I don't know the legal status of a two-party checking account when it comes to total estate, but that might work to pass some money (legally). Never really thought about it before. With current limits, I'm not too worried about it either. YMMV
If there is more than one name on a bank account, technically if one dies then the survivors own the account. That can play in other ways too though, if any one of the owners is in litigation, the entire account can be at risk. pick your poison... carefully.
If there is more than one name on a bank account, technically if one dies then the survivors own the account. That can play in other ways too though, if any one of the owners is in litigation, the entire account can be at risk. pick your poison... carefully.
when you add someone as jwros, you have made a gift which may require a gift tax return depending upon value.
What if you have a whole life insurance policy and your heirs are the beneficiaries? Is the death benefit part of the estate? I don't know the answer, but I'll bet someone here does.
If structured correctly, it can be done.
From what I understand, the normal way to do this is the owner of the policy (and beneficiaries, of course) should all be outside of the estate. Then the estate 'gifts' the beneficiaries, which can then use the money to pay the premiums. If the people inside the estate pay the premiums directly, it doesn't pass muster.
And the beneficiaries can't be 'forced' to pay the premiums, or it isn't a 'gift'.
But those pesky premiums! So if you sort that out, it still amounts to a bet with the insurance company. After all (and the insurance people never mention this), the 'gifting' alone gets the money out of the estate. So it boils down to whether an ins policy is a good investment or not, and most people would say "No".

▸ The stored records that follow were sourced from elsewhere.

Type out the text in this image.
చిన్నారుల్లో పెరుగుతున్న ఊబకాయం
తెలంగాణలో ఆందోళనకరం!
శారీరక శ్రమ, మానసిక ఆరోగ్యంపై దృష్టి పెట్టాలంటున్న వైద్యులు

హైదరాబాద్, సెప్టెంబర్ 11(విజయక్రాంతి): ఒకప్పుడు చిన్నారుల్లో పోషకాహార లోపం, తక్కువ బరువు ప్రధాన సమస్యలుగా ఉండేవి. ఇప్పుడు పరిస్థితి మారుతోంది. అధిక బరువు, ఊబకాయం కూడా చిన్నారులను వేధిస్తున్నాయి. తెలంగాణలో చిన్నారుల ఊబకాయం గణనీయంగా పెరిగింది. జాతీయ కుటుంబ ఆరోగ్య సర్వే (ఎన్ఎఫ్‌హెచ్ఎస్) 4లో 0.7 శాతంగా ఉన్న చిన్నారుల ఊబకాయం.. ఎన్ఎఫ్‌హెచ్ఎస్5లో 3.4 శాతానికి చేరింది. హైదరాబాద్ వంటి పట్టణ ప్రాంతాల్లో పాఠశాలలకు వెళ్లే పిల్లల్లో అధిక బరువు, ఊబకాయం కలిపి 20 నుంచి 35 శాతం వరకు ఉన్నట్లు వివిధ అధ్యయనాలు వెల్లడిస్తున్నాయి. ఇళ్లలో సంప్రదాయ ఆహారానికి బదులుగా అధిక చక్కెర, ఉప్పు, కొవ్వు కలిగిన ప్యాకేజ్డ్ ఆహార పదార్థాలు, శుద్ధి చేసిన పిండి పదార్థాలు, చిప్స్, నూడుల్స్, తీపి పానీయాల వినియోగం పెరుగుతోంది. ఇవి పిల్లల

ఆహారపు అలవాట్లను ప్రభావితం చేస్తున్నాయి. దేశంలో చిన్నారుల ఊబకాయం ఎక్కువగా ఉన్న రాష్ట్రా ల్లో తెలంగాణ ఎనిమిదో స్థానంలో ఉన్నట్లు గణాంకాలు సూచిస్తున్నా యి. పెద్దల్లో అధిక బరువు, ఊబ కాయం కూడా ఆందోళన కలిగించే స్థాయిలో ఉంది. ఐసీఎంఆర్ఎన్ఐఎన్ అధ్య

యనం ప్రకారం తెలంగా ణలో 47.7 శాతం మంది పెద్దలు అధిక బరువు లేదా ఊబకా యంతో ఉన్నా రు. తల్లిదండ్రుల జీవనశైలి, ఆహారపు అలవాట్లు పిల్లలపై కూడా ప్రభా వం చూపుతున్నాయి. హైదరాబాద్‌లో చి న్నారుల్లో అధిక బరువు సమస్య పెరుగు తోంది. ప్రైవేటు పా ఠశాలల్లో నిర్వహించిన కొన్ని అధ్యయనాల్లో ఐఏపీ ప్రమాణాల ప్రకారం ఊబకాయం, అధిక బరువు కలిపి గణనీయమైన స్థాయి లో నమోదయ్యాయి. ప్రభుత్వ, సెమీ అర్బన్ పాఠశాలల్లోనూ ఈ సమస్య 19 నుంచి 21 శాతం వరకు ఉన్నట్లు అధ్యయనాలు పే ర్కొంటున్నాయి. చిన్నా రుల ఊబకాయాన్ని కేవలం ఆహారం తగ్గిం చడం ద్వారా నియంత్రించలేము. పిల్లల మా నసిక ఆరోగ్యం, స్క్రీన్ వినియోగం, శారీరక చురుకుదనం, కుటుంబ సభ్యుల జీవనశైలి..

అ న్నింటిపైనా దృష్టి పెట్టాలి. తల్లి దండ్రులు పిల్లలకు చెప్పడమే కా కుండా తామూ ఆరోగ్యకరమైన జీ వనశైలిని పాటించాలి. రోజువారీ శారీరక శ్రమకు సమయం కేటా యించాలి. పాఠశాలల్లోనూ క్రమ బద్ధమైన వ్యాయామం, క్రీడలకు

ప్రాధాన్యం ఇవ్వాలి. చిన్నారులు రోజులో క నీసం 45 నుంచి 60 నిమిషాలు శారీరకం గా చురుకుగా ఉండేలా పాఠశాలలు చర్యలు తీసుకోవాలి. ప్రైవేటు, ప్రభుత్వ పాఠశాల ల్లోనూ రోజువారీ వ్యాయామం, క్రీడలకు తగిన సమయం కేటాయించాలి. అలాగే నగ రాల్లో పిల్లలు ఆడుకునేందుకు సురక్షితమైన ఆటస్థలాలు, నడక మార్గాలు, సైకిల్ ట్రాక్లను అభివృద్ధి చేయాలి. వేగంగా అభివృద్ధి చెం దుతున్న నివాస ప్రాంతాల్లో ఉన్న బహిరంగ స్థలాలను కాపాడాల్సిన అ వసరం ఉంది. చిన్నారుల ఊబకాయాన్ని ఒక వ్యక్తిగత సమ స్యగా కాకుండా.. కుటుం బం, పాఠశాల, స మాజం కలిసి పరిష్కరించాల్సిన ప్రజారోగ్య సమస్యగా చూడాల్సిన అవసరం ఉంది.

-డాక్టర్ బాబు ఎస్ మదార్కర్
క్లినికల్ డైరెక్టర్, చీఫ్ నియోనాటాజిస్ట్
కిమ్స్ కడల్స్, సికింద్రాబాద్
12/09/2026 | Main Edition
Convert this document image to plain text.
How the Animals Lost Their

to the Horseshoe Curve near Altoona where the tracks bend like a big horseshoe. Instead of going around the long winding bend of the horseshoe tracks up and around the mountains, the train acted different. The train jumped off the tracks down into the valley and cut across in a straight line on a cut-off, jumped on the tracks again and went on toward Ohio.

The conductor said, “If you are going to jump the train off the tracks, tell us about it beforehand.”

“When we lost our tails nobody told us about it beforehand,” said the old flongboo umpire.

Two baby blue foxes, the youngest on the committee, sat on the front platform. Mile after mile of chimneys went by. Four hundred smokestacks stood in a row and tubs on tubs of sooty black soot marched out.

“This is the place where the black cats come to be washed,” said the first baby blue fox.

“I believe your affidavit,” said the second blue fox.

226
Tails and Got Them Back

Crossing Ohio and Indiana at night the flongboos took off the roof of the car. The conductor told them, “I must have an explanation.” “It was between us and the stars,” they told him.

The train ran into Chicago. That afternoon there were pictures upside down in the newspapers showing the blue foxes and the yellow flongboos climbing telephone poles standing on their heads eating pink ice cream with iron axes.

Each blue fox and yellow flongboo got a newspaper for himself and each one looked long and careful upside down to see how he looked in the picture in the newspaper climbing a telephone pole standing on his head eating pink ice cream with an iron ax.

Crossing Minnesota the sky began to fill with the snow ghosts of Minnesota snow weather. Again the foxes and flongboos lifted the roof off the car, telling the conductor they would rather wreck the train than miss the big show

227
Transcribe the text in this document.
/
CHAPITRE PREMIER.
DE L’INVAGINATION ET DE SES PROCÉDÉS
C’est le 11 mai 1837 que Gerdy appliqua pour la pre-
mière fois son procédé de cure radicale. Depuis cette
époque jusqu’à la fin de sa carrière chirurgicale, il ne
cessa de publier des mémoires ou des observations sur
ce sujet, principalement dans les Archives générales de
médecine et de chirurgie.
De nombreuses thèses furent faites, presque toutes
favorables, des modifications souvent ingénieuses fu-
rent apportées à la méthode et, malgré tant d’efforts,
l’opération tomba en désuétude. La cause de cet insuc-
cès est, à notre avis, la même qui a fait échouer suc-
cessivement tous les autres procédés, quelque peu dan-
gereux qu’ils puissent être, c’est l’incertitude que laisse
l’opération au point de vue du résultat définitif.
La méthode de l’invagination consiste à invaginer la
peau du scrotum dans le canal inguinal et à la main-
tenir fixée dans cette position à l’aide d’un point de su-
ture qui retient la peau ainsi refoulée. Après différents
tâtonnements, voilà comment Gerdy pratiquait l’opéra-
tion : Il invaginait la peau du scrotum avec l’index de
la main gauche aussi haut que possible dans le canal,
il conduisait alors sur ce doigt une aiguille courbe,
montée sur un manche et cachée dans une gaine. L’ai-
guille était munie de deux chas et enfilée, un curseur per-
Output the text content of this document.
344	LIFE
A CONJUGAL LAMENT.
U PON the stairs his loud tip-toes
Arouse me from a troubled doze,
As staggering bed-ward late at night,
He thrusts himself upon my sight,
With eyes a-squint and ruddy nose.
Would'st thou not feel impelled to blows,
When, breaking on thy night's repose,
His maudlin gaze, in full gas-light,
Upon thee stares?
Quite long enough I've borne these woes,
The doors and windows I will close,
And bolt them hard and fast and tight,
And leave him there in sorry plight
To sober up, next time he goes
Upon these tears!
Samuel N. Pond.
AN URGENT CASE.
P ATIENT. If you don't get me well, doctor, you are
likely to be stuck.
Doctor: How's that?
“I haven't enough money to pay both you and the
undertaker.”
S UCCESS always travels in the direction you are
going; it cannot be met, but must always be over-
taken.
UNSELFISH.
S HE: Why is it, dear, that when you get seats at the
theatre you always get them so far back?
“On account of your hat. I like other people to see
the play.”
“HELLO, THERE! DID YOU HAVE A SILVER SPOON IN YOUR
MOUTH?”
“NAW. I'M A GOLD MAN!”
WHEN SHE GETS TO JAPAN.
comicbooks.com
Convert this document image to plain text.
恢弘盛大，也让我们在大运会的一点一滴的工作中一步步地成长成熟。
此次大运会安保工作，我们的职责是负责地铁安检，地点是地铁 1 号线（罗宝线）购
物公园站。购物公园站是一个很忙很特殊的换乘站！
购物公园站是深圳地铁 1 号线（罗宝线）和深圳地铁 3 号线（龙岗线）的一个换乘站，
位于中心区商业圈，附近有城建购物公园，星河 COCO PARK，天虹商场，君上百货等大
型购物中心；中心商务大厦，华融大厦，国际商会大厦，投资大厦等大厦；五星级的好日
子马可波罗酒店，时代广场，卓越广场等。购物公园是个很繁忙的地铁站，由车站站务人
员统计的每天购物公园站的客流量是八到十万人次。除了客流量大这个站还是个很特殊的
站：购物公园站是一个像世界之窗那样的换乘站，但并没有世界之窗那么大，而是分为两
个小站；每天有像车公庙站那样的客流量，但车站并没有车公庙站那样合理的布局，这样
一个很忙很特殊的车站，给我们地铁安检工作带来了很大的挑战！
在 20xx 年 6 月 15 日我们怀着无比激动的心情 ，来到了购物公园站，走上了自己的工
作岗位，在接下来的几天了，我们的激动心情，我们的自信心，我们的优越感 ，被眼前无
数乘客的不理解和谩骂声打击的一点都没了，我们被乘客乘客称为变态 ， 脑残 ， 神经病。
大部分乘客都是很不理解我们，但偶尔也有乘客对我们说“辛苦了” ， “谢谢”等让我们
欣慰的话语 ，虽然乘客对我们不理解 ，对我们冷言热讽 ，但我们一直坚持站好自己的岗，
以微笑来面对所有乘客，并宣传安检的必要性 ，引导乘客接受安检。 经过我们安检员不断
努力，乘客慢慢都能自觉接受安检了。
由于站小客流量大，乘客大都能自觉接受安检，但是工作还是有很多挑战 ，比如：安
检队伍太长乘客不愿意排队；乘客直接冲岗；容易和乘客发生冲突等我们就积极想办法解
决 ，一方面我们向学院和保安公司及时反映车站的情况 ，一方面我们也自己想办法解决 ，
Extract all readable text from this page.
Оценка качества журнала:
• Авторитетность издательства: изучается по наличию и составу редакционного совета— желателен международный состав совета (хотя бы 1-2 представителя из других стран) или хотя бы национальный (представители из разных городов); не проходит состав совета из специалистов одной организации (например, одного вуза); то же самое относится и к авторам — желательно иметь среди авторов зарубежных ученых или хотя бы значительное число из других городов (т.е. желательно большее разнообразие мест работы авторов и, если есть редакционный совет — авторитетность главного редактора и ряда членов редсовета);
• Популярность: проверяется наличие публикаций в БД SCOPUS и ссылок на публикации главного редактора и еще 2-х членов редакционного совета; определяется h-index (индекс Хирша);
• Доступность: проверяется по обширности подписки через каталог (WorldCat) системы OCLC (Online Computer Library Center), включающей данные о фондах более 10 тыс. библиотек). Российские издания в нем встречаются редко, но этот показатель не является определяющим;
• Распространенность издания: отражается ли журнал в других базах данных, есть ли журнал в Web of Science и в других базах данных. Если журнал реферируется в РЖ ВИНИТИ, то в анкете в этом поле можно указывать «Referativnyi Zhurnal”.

Sometimes the policy is used to provide liquidity at death, so money is available to pay the estate tax when the estate itself isn't easily liquidated (real estate, a business, etc). But there might be better ways to gain liquidity.
-ERD50
when you add someone as jwros, you have made a gift which may require a gift tax return depending upon value.
you don't need to do all the gifting to and so on. Just set up a life insurance trust and fund the trust to buy the insurance in a lump sum. This is irrevocable. The trust owns the insurance and the grantor does not control it. So it is not in the estate. I've heard cases where the trust can also be the beneficiary that then distributes to the heirs. Otherwise it could just have the heirs as beneficiaries. This way to don't have don't have to worry about some outside owner running into financial issues and terminating the policy.
you don't need to do all the gifting to and so on. Just set up a life insurance trust and fund the trust to buy the insurance in a lump sum. This is irrevocable. ...
I think you are correct - they key is that it must be irrevocable (which is OK if that is understood), then the 'gift' issue doesn't apply, since the estate has zero control at that point.
But it still seems like the insurance is superfluous. You could just put $X in the trust, right? OK, you have access to your money longer, and I suppose you could just stop paying premiums and accept the insurance value at that point? So maybe more flexible?
Plus some administration costs for the trust, but probably pretty small?